I’ve spent a significant amount of time over the past month or so criticising the other two candidates, but what I haven’t done is write about why I’m voting for Ros.
The shortest and simplest reason is that for the past year I’ve seen her walk the talk. The other two candidates talk a lot about campaigning. Ros has got off her arse, toured the country, developed a brand, shored up supporters, experimented with social media (successfully) and built momentum. A year ago, her chances of beating Lembit were minimal. Rather than settling for second place and a pat on the head, she’s worked her socks off to turn that around.
Now, I supported Lembit in 2004 and I agree with his lot of his supporters that he is one of the best trainers and motivators the party has. But Lembit’s response to this very public onslaught by Ros has been complacency. I wasn’t expecting him to go into full scale campaign mode in October 2007. But when I started my Where’s Lemby…? series of blog posts is was because I fully expected him to have a campaign team ready and waiting to get moving. I thought the blog posts might last a few days, a week at most, and that at best I would be able to leech some of the momentum from his launch. But there was no launch, at least not one to speak off. He just about managed to get a website up and running halfway through conference but even that was appallingly cack-handed.
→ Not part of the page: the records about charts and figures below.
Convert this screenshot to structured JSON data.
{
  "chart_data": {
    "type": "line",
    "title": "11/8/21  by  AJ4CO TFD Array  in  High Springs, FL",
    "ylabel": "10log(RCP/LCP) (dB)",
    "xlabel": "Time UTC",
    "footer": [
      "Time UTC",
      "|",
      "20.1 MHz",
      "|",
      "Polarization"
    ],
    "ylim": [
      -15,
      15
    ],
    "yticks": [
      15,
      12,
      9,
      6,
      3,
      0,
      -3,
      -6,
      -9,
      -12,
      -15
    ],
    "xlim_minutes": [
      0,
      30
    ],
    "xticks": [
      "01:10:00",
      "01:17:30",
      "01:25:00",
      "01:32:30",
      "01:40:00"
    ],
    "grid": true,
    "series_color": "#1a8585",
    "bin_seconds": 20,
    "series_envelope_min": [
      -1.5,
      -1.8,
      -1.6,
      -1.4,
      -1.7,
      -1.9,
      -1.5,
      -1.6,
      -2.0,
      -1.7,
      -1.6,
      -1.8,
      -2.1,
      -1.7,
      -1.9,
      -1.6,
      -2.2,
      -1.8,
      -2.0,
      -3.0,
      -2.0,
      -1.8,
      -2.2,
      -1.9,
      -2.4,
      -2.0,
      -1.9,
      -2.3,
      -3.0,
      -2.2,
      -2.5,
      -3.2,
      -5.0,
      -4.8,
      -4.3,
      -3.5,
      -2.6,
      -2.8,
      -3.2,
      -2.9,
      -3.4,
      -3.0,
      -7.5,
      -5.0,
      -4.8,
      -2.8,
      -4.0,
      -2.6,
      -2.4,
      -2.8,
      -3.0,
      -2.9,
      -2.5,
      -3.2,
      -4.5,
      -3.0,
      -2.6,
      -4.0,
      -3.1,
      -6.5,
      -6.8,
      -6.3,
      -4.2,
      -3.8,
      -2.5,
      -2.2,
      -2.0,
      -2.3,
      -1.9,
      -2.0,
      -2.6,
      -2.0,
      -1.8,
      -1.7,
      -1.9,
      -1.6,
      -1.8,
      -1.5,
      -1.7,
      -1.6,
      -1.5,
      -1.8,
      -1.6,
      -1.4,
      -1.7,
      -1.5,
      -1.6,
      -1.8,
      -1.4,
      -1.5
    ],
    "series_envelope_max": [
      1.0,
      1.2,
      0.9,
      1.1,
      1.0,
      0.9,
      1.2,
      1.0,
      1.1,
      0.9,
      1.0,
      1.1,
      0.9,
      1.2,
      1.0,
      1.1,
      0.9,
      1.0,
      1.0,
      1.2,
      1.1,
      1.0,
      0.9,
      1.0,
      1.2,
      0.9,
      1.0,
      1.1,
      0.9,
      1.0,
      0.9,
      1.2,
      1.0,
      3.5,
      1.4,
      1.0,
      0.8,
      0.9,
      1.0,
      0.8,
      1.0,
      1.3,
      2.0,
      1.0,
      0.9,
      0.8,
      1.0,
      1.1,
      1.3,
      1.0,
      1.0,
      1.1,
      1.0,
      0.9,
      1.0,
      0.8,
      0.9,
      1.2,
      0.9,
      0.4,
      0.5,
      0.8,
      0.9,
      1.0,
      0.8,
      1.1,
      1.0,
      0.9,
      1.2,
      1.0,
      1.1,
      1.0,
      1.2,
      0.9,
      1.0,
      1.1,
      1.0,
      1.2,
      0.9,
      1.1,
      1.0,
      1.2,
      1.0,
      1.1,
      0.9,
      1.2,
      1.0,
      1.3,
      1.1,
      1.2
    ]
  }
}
The role of Federal President has very few powers. What powers it has is soft, not hard; it is not a point-and-click role by any means. Successful presidents need a combination of diplomacy, strategic vision and drive. Of the two presidents I served under on the Federal Executive, Navnit Dholakia had all three of those qualities to a greater or lesser extent, while Simon Hughes completely lacked a sense of strategy (and while I don’t think anyone could get away with accusing the Simon-The-Human-Dynamo of lacking drive, he did give up on his pledge to grow the party’s membership base remarkably quickly). Lembit’s big problem is drive, which explains why despite his seniority in both the FE and the Welsh Party, his liberal instincts, his charisma and his intellect he has never managed to deliver anything even close to what his manifesto proposes in the past. He gets bored too easily. The sad fact is that does not merely make him less effective than he could be, it makes him a positive liability at times.
Having seen Ros both up close and at a distance, it is my judgement that she has all three in spades. But fundamentally, she really wants the job. Lembit really wanted it in 2004 and it showed. The difference between the campaign he ran then and the campaign he is running now is huge.
Dynamism is the single most important quality in political campaigning. Everything else comes second in this election. For that reason I urge everyone to do the party a favour and give Ros Scott your first preference.